Türkiye kapitalizminin en büyük, en kârlı firmaları deprem karşısında, tıpkı rejimin devlet ayağı gıbi halkı çaresizliğe terketti. İnternet kesildi, telefonlar çalışmadı, akar yakıt sevkiyati yapılamadı. Dev inşaat firmaları deprem bölgesine yakın şantiyelerinden bile iş makinalarını kurtarma çalışmasına tahsis etmedi. Enkaz altındaki yakınlarını kurtarmak için, ulaşabildiği vinç ve diğer iş makinelerine para ödeyen vatandaşların haberlerini duymaya devam ediyoruz.

AKP yıllardır yaptığı yollarla, havaalanı ve şehir hastaneleriyle övündü. Ama depremde en ağır hasarı Hatay hava alanı, kara yollarındaki köprü ve viyadükler ve şehir hastaneleri gördü.

Rejim kendi başarısızlığı bir yana, halkın birbirine sahip çıkmasından da rahatsız oldu. Gönüllülerin ve devlet dışı organizasyonların çalışmaları engelleniyor yasaklanıyor ve deprem bölgesinde yaygın gözaltılar gerçekleştiriliyor.
Rejim, halkın yardımına koşan halk güçlerini devletin rakibi ve düşmanı olarak görüyor.

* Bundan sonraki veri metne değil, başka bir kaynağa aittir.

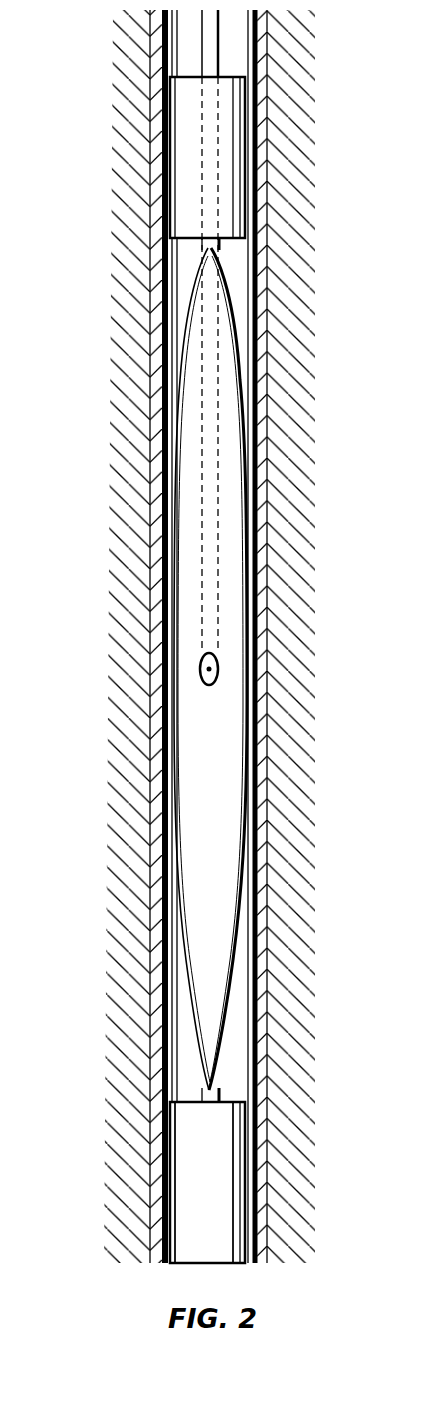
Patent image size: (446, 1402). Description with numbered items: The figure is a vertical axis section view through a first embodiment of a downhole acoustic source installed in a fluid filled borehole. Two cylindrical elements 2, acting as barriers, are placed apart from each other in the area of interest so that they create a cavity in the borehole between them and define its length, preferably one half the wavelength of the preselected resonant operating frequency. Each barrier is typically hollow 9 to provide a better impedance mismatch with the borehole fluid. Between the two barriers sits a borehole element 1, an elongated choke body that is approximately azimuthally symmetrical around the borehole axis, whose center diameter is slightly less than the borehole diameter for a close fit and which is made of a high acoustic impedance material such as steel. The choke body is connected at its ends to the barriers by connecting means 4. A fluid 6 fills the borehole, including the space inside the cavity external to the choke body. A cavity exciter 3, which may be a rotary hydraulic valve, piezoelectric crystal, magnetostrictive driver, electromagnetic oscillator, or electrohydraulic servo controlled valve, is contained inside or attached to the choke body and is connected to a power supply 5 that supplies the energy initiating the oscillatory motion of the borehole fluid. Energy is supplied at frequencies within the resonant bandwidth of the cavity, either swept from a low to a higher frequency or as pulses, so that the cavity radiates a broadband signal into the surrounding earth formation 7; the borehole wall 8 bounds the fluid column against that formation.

The borehole element 1 is at (228, 428).
The cylindrical elements 2 is at (247, 125).
The cavity exciter 3 is at (200, 681).
The connecting means 4 is at (222, 245).
The power supply 5 is at (218, 42).
The fluid 6 is at (187, 1082).
The earth formation 7 is at (130, 481).
The casing 8 is at (268, 885).
The hollow 9 is at (203, 1179).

Rejim, halkın yardımına koşan halk güçlerini devletin rakibi ve düşmanı olarak görüyor.

Depremden iki gün sonra ilan edilen OHAL, halkın ihtiyaçlarıni karşılamak için değil, alanda rejimin tekelini sağlamak, çalışmalarda muhalefet dahil rejim karşıtı güçleri bertaraf etmek içindir. OHAL’in kötüye kullanılmasının yeni uygulamalarıyla önümüzdeki günlerde de karşı karşıya geleceğimizden kuşkumuz yok.

Diğer taraftan Saray geleneksel ayrımcılık ve ötekileştirme tutumunu deprem anından başlayarak devam ettiriyor. Erdoğan Adana ve Hatay Büyük Şehir Belediye Başkanlarını diğer Belediye Başkanlarından farklı olarak aramaktan imtina etti. Özellikle Hatay’a yardım ve destek adına iki gün boyunca hiçbir şey gönderilmedi. Aksine, muhalefet belediyelerinin, HDK-HDP kriz koordinasyon ağının veya diğer halk güçlerinin organize ettiği yardımlara AFAD üzerinden el koymaya çalışıyor.

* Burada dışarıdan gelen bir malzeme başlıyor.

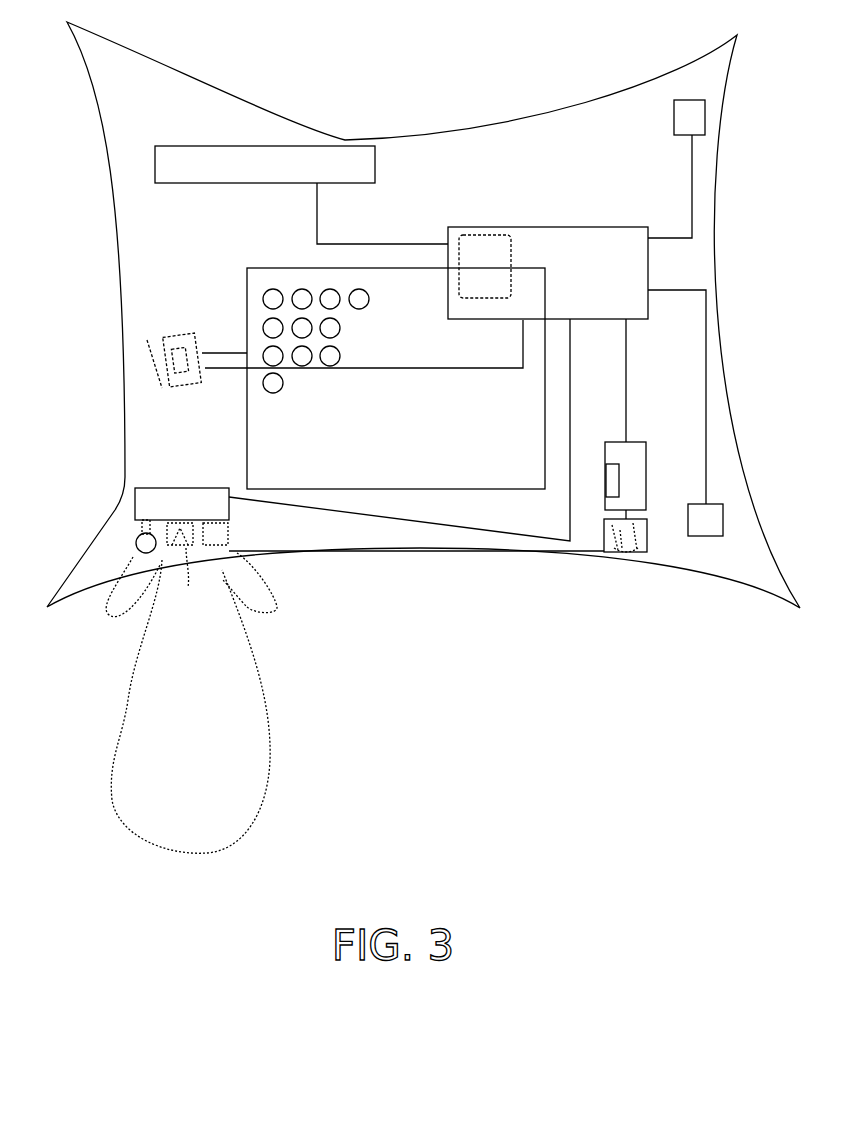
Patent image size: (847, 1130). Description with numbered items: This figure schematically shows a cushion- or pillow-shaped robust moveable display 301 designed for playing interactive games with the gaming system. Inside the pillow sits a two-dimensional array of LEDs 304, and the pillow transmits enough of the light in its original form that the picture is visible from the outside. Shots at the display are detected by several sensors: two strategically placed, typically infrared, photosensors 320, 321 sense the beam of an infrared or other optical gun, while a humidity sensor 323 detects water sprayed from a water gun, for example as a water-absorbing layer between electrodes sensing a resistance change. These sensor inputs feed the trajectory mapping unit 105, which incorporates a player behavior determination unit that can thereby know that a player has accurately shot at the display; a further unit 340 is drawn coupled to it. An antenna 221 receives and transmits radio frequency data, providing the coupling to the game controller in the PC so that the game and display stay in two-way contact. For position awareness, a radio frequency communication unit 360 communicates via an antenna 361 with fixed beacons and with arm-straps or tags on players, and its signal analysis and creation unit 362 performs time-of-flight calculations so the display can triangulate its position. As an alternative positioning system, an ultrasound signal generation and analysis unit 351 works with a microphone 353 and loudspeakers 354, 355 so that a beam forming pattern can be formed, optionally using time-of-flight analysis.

The pillow-shaped robust moveable display 301 is at (112, 120).
The humidity sensor 323 is at (207, 180).
The photosensor 320 is at (706, 118).
The trajectory mapping unit 105 is at (585, 238).
The communication module 340 is at (483, 246).
The two-dimensional array of LEDs 304 is at (490, 483).
The antenna 221 is at (180, 386).
The radio frequency communication unit 360 is at (635, 448).
The signal analysis and creation unit 362 is at (620, 485).
The antenna 361 is at (650, 540).
The photosensor 321 is at (715, 515).
The ultrasound signal generation and analysis unit 351 is at (143, 500).
The microphone 353 is at (135, 545).
The loudspeaker 354 is at (183, 545).
The loudspeaker 355 is at (228, 535).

Bu tutum, Corona salgınında halka IBAN numarası gönderen, belediyelerin topladığı yardımlara el koyan ve yıllardır toplanan deprem vergilerini yağmalayan iktidar anlayışının devamıdır.

Halk güçleri her türlü engellemeye rağmen sahada çalışıyor. Bu çalışmaları ve yardımları daha güçlü bir birlikte davranma, organize olma ve dayanışma ile yürütmek için çaba harcamalıyız. Bu birlik ve dayanışmanın kalıcı temeller kazanması perspektifiyle davranmalıyız.

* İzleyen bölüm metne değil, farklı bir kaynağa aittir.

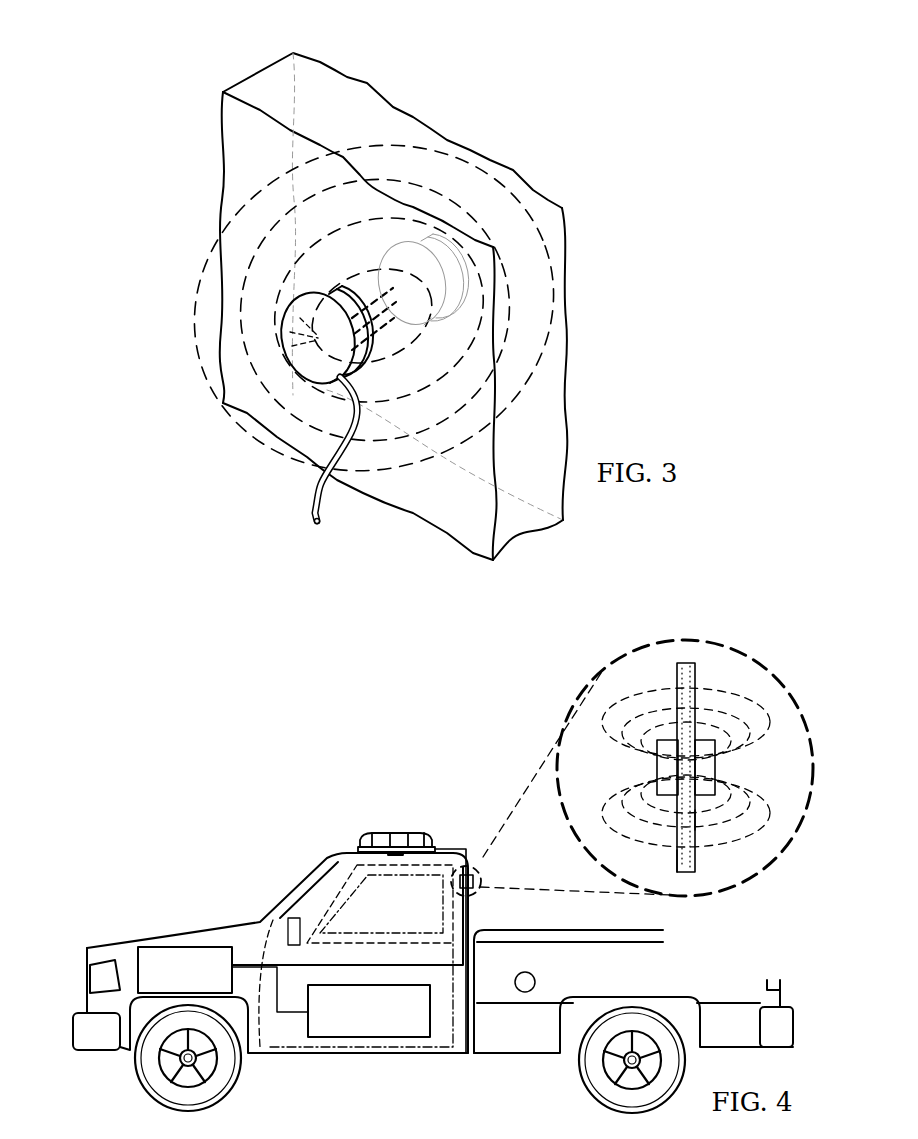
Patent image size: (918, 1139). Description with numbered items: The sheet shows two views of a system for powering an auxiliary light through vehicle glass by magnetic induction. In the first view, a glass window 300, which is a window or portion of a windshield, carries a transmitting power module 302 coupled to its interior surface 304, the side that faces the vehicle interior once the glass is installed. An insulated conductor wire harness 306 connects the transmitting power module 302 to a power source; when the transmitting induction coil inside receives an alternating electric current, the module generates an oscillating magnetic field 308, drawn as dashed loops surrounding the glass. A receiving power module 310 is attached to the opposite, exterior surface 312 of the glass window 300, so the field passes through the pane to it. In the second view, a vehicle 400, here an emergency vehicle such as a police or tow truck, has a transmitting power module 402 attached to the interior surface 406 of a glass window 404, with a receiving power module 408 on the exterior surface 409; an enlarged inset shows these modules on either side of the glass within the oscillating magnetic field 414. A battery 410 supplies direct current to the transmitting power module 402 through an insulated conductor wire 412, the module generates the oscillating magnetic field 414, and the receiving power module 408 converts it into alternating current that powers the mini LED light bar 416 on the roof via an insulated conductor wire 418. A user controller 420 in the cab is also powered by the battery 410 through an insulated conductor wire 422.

In FIG. 3, the glass window 300 is at (253, 76).
In FIG. 3, the transmitting power module 302 is at (298, 353).
In FIG. 3, the interior surface 304 is at (233, 172).
In FIG. 3, the insulated conductor wire harness 306 is at (310, 510).
In FIG. 3, the oscillating magnetic field 308 is at (239, 462).
In FIG. 3, the receiving power module 310 is at (417, 277).
In FIG. 3, the exterior surface 312 is at (567, 297).
In FIG. 4, the vehicle 400 is at (433, 891).
In FIG. 4, the transmitting power module 402 is at (452, 883).
In FIG. 4, the glass window 404 is at (678, 682).
In FIG. 4, the interior surface 406 is at (678, 853).
In FIG. 4, the receiving power module 408 is at (483, 872).
In FIG. 4, the exterior surface 409 is at (698, 817).
In FIG. 4, the battery 410 is at (187, 947).
In FIG. 4, the insulated conductor wire 412 is at (257, 963).
In FIG. 4, the oscillating magnetic field 414 is at (733, 908).
In FIG. 4, the mini LED light bar 416 is at (397, 833).
In FIG. 4, the insulated conductor wire 418 is at (450, 850).
In FIG. 4, the user controller 420 is at (367, 1038).
In FIG. 4, the insulated conductor wire 422 is at (297, 1013).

Pazarcık ve Elbistan merkezli depremler dolayısıyla ortaya çıkan öfkeyi, bilinç sıçramasını ve dayanışmayı hem deprem coğrafyasında, hem de destek ve dayanışma bilincinin vücut bulduğu her yerde yerel örgütlenmelerin, meclisleşmelerin zemini haline getirmeliyiz. Bu ihtiyaç ve imkan özellikle bir büyük deprem tehdidi altında yaşayan İstanbul basta olmak üzere Marmara bölgesi için mevcuttur.

Gün, gelişmelere geleceği inşa etme açısından yaklaşma günüdür.